Years ago, of course, you had a comfortable family doctor, who knew you and all your family (I am speaking from my own childhood in the uk), and he actually listened to what his patients were saying. I think the old fashioned family doc is what we are lacking these days and sadly, he will probably never come back - although Dr Kendrick sounds like one of them, and there do still seem to be others around like him, who question things. Hopefully some of the younger generation who are thinking of becoming doctors will discover their websites!
Susan
On Aug 10, 2011 at 8:01 am Admin2 wrote:
. . . . .
Susan,
It is very sad when older people are given so many drugs, and when drug companies scare older people into taking all kinds of drugs that they don't need such as blood pressure drugs and cholesterol drugs and bone-building drugs.
The same thing has happened to my mother that you mentioned happened to your parents.
Over the past several years, her doctors have given her more and more drugs.
It is insane.
If anything, older people should be given FEWER drugs and LOWER DOSES, not more drugs and higher doses.
A recent story said that 85% of people in nursing homes are on anti-psychotic drugs. It is such a shame.
A hundred years from now they will look back and think, "How could doctors and patients alike have been so stupid to believe that taking all those drugs was good for them?"
Regarding one drug being given to combat the side effect of another drug...

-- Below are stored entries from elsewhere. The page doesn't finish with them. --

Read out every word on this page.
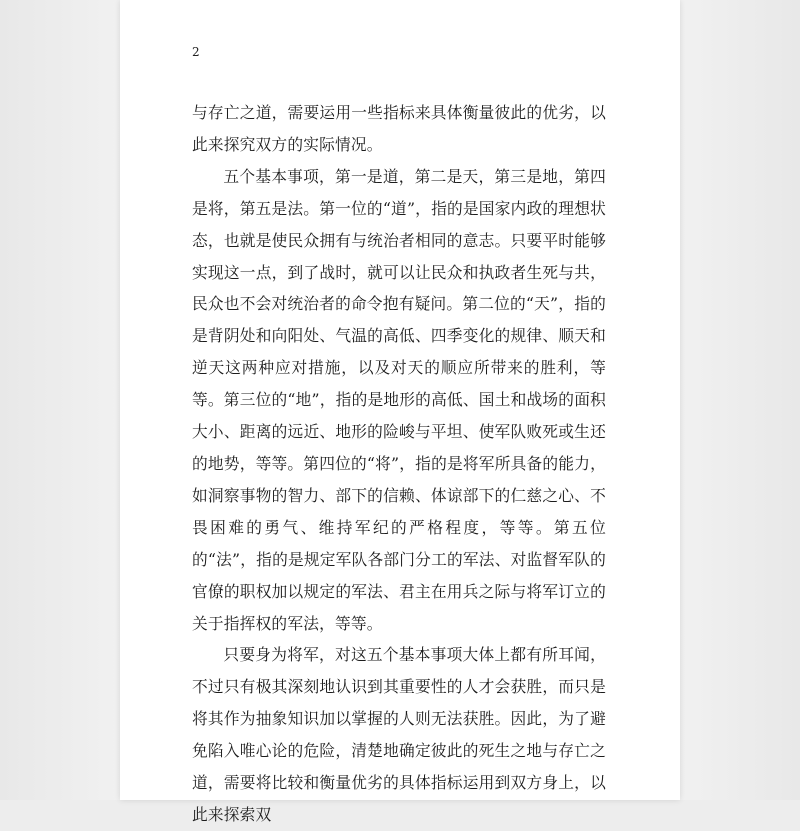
2

与存亡之道，需要运用一些指标来具体衡量彼此的优劣，以此来探究双方的实际情况。

五个基本事项，第一是道，第二是天，第三是地，第四是将，第五是法。第一位的“道”，指的是国家内政的理想状态，也就是使民众拥有与统治者相同的意志。只要平时能够实现这一点，到了战时，就可以让民众和执政者生死与共，民众也不会对统治者的命令抱有疑问。第二位的“天”，指的是背阴处和向阳处、气温的高低、四季变化的规律、顺天和逆天这两种应对措施，以及对天的顺应所带来的胜利，等等。第三位的“地”，指的是地形的高低、国土和战场的面积大小、距离的远近、地形的险峻与平坦、使军队败死或生还的地势，等等。第四位的“将”，指的是将军所具备的能力，如洞察事物的智力、部下的信赖、体谅部下的仁慈之心、不畏困难的勇气、维持军纪的严格程度，等等。第五位的“法”，指的是规定军队各部门分工的军法、对监督军队的官僚的职权加以规定的军法、君主在用兵之际与将军订立的关于指挥权的军法，等等。

只要身为将军，对这五个基本事项大体上都有所耳闻，不过只有极其深刻地认识到其重要性的人才会获胜，而只是将其作为抽象知识加以掌握的人则无法获胜。因此，为了避免陷入唯心论的危险，清楚地确定彼此的死生之地与存亡之道，需要将比较和衡量优劣的具体指标运用到双方身上，以此来探索双
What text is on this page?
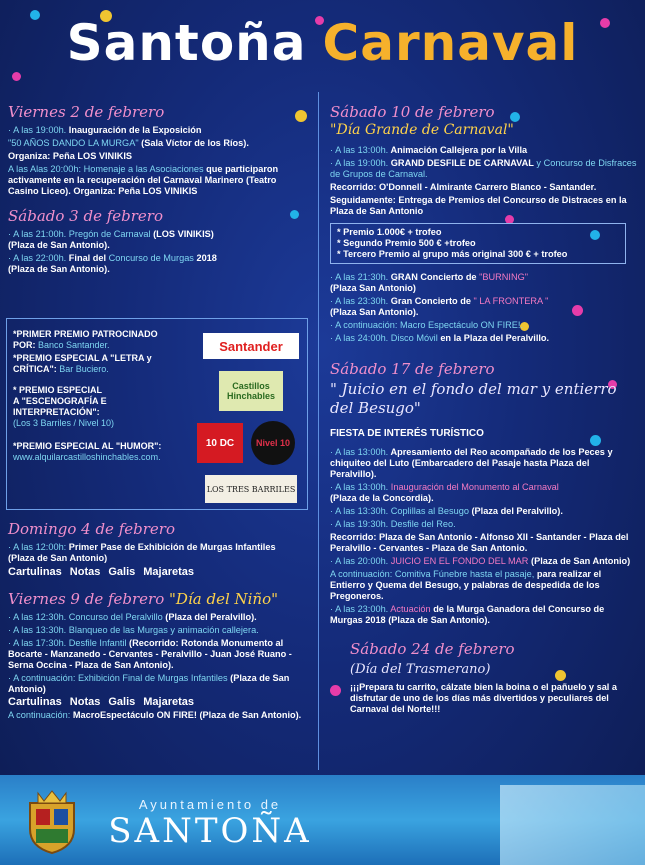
Santoña Carnaval
Viernes 2 de febrero
· A las 19:00h. Inauguración de la Exposición
"50 AÑOS DANDO LA MURGA" (Sala Víctor de los Ríos).
Organiza: Peña LOS VINIKIS
A las Alas 20:00h: Homenaje a las Asociaciones que participaron activamente en la recuperación del Carnaval Marinero (Teatro Casino Liceo). Organiza: Peña LOS VINIKIS
Sábado 3 de febrero
· A las 21:00h. Pregón de Carnaval (LOS VINIKIS)
(Plaza de San Antonio).
· A las 22:00h. Final del Concurso de Murgas 2018
(Plaza de San Antonio).
*PRIMER PREMIO PATROCINADO
POR: Banco Santander.
*PREMIO ESPECIAL A "LETRA y
CRÍTICA": Bar Buciero.
* PREMIO ESPECIAL
A "ESCENOGRAFÍA E
INTERPRETACIÓN":
(Los 3 Barriles / Nivel 10)
*PREMIO ESPECIAL AL "HUMOR":
www.alquilarcastilloshinchables.com.
Santander
Castillos Hinchables
10 DC	Nivel 10
LOS TRES BARRILES
Domingo 4 de febrero
· A las 12:00h: Primer Pase de Exhibición de Murgas Infantiles
(Plaza de San Antonio)
Cartulinas Notas Galis Majaretas
Viernes 9 de febrero "Día del Niño"
· A las 12:30h. Concurso del Peralvillo (Plaza del Peralvillo).
· A las 13:30h. Blanqueo de las Murgas y animación callejera.
· A las 17:30h. Desfile Infantil (Recorrido: Rotonda Monumento al Bocarte - Manzanedo - Cervantes - Peralvillo - Juan José Ruano - Serna Occina - Plaza de San Antonio).
· A continuación: Exhibición Final de Murgas Infantiles (Plaza de San Antonio)
Cartulinas Notas Galis Majaretas
A continuación: MacroEspectáculo ON FIRE! (Plaza de San Antonio).
Sábado 10 de febrero
"Día Grande de Carnaval"
· A las 13:00h. Animación Callejera por la Villa
· A las 19:00h. GRAND DESFILE DE CARNAVAL y Concurso de Disfraces de Grupos de Carnaval.
Recorrido: O'Donnell - Almirante Carrero Blanco - Santander.
Seguidamente: Entrega de Premios del Concurso de Distraces en la Plaza de San Antonio
* Premio 1.000€ + trofeo
* Segundo Premio 500 € +trofeo
* Tercero Premio al grupo más original 300 € + trofeo
· A las 21:30h. GRAN Concierto de "BURNING"
(Plaza San Antonio)
· A las 23:30h. Gran Concierto de " LA FRONTERA "
(Plaza San Antonio).
· A continuación: Macro Espectáculo ON FIRE!.
· A las 24:00h. Disco Móvil en la Plaza del Peralvillo.
Sábado 17 de febrero
" Juicio en el fondo del mar y entierro del Besugo"
FIESTA DE INTERÉS TURÍSTICO
· A las 13:00h. Apresamiento del Reo acompañado de los Peces y chiquiteo del Luto (Embarcadero del Pasaje hasta Plaza del Peralvillo).
· A las 13:00h. Inauguración del Monumento al Carnaval
(Plaza de la Concordia).
· A las 13:30h. Coplillas al Besugo (Plaza del Peralvillo).
· A las 19:30h. Desfile del Reo.
Recorrido: Plaza de San Antonio - Alfonso XII - Santander - Plaza del Peralvillo - Cervantes - Plaza de San Antonio.
· A las 20:00h. JUICIO EN EL FONDO DEL MAR (Plaza de San Antonio)
A continuación: Comitiva Fúnebre hasta el pasaje, para realizar el Entierro y Quema del Besugo, y palabras de despedida de los Pregoneros.
· A las 23:00h. Actuación de la Murga Ganadora del Concurso de Murgas 2018 (Plaza de San Antonio).
Sábado 24 de febrero
(Día del Trasmerano)
¡¡¡Prepara tu carrito, cálzate bien la boina o el pañuelo y sal a disfrutar de uno de los días más divertidos y peculiares del Carnaval del Norte!!!
Ayuntamiento de
SANTOÑA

If I remember correctly, on his radio program, Julian Whitaker, MD, who has a large clinic in Newport Beach, California where he practices mostly natural medicine, using very few drugs, was interviewing Earl Mindell, a pharmacist who wrote "The Vitamin Bible" and started a chain of vitamin stores.
Dr. Whitaker said he had seen a patient that was taking 23 drugs, and about half the drugs were being given to combat the side effects of other drugs.
Earl Mindell said he had seen a person who was taking even more drugs than this.
Dr. Whitaker said something like, "Can you imagine one human being sitting across from another human being and prescribing all of these drugs."
It is very unfortunate.
It is amazing that, at least in the US, that people have been brainwashed into believing that this could possibly be good for you or lead to better health.
Hopefully doctors and the public will open their eyes to the insanity of this sooner rather than later.